Without another thought she reached for a kitchen knife, but then the man smiled, and she realized she knew him.
Charlie.
“Sorry,” he said. “I didn’t mean to startle you.”
The angel was dressed the way she’d seen him in her dream—and the way Tommy had described him—black boots, jeans, black T-shirt and black leather jacket, one earring, and a ponytail. He looked around the room as if he’d never seen a kitchen before.
“Can I get you anything?” she said. It was, she realized, a stupid question to ask an angel, but she had been brought up to be hospitable.
She was a little surprised when he said, “What have you got?”
“I’m not sure. Lemme look in the fridge.”
As she opened the refrigerator door, she wondered exactly what an angel would eat. She could just hear Tommy saying “
Angel food cake, obviously
,”
but she didn’t have any of that. Or much of anything.

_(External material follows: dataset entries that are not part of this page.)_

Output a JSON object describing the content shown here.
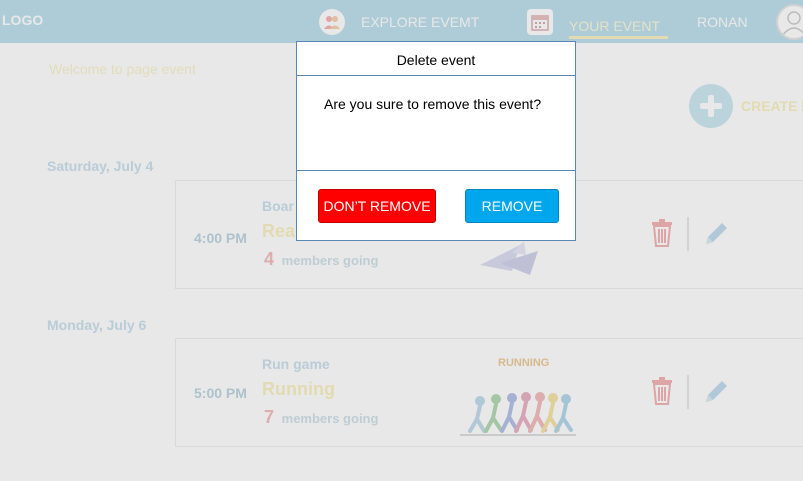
{
  "header": {
    "logo": "LOGO",
    "nav": [
      {
        "label": "EXPLORE EVEMT",
        "icon": "people-icon"
      },
      {
        "label": "YOUR EVENT",
        "icon": "calendar-icon",
        "active": true
      }
    ],
    "user_name": "RONAN",
    "avatar_icon": "user-avatar-icon"
  },
  "page": {
    "welcome": "Welcome to page event",
    "create_label": "CREATE E",
    "create_icon": "plus-icon"
  },
  "events": [
    {
      "date": "Saturday, July 4",
      "time": "4:00 PM",
      "category": "Boar",
      "title": "Rea",
      "going_count": "4",
      "going_text": "members going",
      "image": "paper-planes-image"
    },
    {
      "date": "Monday, July 6",
      "time": "5:00 PM",
      "category": "Run game",
      "title": "Running",
      "going_count": "7",
      "going_text": "members going",
      "image": "running-people-image",
      "image_text": "RUNNING"
    }
  ],
  "modal": {
    "title": "Delete event",
    "message": "Are you sure to remove this event?",
    "cancel_label": "DON’T REMOVE",
    "confirm_label": "REMOVE"
  },
  "colors": {
    "header_bg": "#b5dce9",
    "danger": "#ff0000",
    "primary": "#00a7ec",
    "modal_border": "#5a87b3"
  }
}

A few sodas, some cheese, a little tub of ice cream . . .
“Would you like a root beer float?”
“I don’t know,” he said. “I’ve never had one.”
She grabbed a can of root beer and the ice cream. Charlie stepped aside when she opened a drawer and started digging around for her scoop.
“Have you been waiting long?” she said as she dug into the ice cream.
“What would you consider long?”
“I don’t know—twenty minutes?”
“Not long,” he replied.
She handed him the float, along with a long-stemmed iced-tea spoon and a straw. He took a sip, and Dani saw the angel’s eyebrows rise in surprise.
“That’s
very
good.”
“They’re even better on warm summer nights, sitting on the porch,” she said. Everything that came out of her mouth seemed stupid and inadequate.
“I’ll bet,” he said as he worked the straw. “You have a lovely home.”